The sequence: The Primers:
Legend: Blue: HepBcAg gene Arrows: primers Black: Backbone Red Star: 5’phosphorylation on primers and DNA
The primers used for whole plasmid pcr arrived and were diluted to 100µM.
The PCR mixture:
component Volume (µL)
Primers (FW and rev) 2
Enzyme (Phusion Thermo) 0.5
DMSO 100% 1
Buffer (HF Thermo) 10
Template (20ng/µL) 1
MQ water 34
dNTPs 1
PCR protocol: 1: 98˚C; 2min 2: 98˚C; 30s 3: 63˚C; 30s 4: 72˚C; 30s 15× from step 2 5: 4˚C; ∞ After the PCR, 10µL was used to digest with DpnI, 10µL was mixed with T4 ligase and the rest left untreated.

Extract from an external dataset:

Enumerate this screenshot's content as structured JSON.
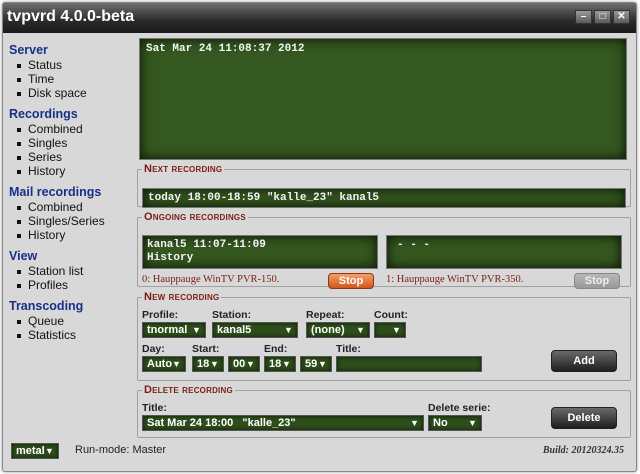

DpnI was heat inactivated after which all three different samples (Ligase, DpnI, normal) were used to transform DH5α.
- 8 September (Kees)
• Colonies
All plates contained colonies, however there was only one on the DpnI-digested plate, which would suggested incomplete digestion rather than a wanted colony. Therefore, more of the sample was plated in order to obtain more colonies.
- 9 September (Kees)
• Checked the plates
There were no new colonies at all on the two new plates.